LES PROGRÈS des thérapeutiques anticancéreuses ont permis l'amélioration du pronostic et du taux de survie des patientes. Cependant, ces traitements ont des effets secondaires à long terme, notamment sur la fertilité.
Depuis quelques années, la congélation ovocytaire, en vue de préserver la fertilité (encadrée par la loi du 6 août 2004), est de plus en plus proposée aux patientes atteintes d'hémopathie maligne ou de tumeur solide qui doivent être traitées par chimiothérapie et/ou radiothérapie.
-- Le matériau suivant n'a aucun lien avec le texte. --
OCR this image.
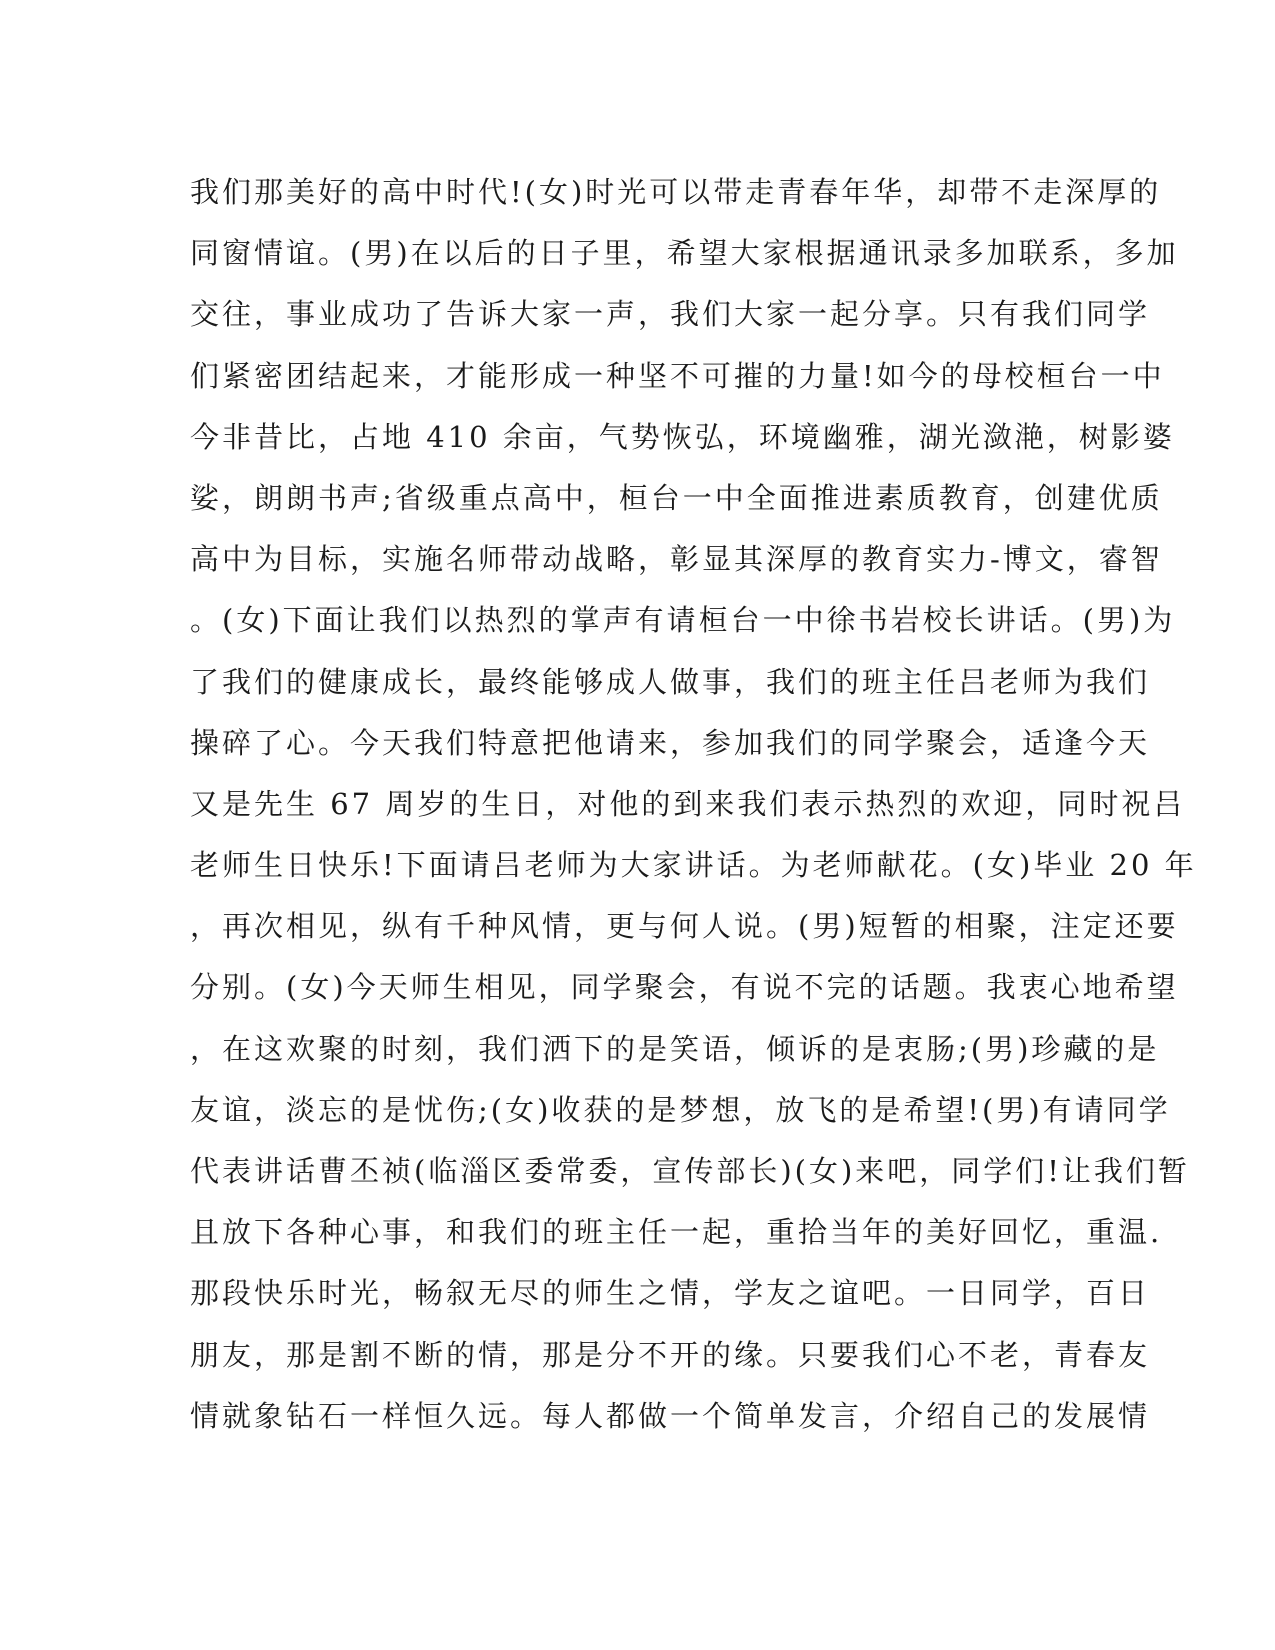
我们那美好的高中时代!(女)时光可以带走青春年华，却带不走深厚的
同窗情谊。(男)在以后的日子里，希望大家根据通讯录多加联系，多加
交往，事业成功了告诉大家一声，我们大家一起分享。只有我们同学
们紧密团结起来，才能形成一种坚不可摧的力量!如今的母校桓台一中
今非昔比，占地 410 余亩，气势恢弘，环境幽雅，湖光潋滟，树影婆
娑，朗朗书声;省级重点高中，桓台一中全面推进素质教育，创建优质
高中为目标，实施名师带动战略，彰显其深厚的教育实力-博文，睿智
。(女)下面让我们以热烈的掌声有请桓台一中徐书岩校长讲话。(男)为
了我们的健康成长，最终能够成人做事，我们的班主任吕老师为我们
操碎了心。今天我们特意把他请来，参加我们的同学聚会，适逢今天
又是先生 67 周岁的生日，对他的到来我们表示热烈的欢迎，同时祝吕
老师生日快乐!下面请吕老师为大家讲话。为老师献花。(女)毕业 20 年
，再次相见，纵有千种风情，更与何人说。(男)短暂的相聚，注定还要
分别。(女)今天师生相见，同学聚会，有说不完的话题。我衷心地希望
，在这欢聚的时刻，我们洒下的是笑语，倾诉的是衷肠;(男)珍藏的是
友谊，淡忘的是忧伤;(女)收获的是梦想，放飞的是希望!(男)有请同学
代表讲话曹丕祯(临淄区委常委，宣传部长)(女)来吧，同学们!让我们暂
且放下各种心事，和我们的班主任一起，重拾当年的美好回忆，重温.
那段快乐时光，畅叙无尽的师生之情，学友之谊吧。一日同学，百日
朋友，那是割不断的情，那是分不开的缘。只要我们心不老，青春友
情就象钻石一样恒久远。每人都做一个简单发言，介绍自己的发展情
«Les indications dépendent essentiellement des traitements et non des pathologies. Il existe trois situations principales où le risque de stérilité est certain: les chimiothérapies comportant des agents alkylants à fortes doses (busulfan, cyclophosphamide), l'irradiation corporelle totale ou pelvienne, les ovariectomies bilatérales ou unilatérales sur ovaire restant auxquelles on peut associer les patientes à risque de ménopause précoce», précise le Dr Catherine Poirot (UF de biologie de la reproduction, groupe hospitalier Pitié-Salpêtrière, Paris).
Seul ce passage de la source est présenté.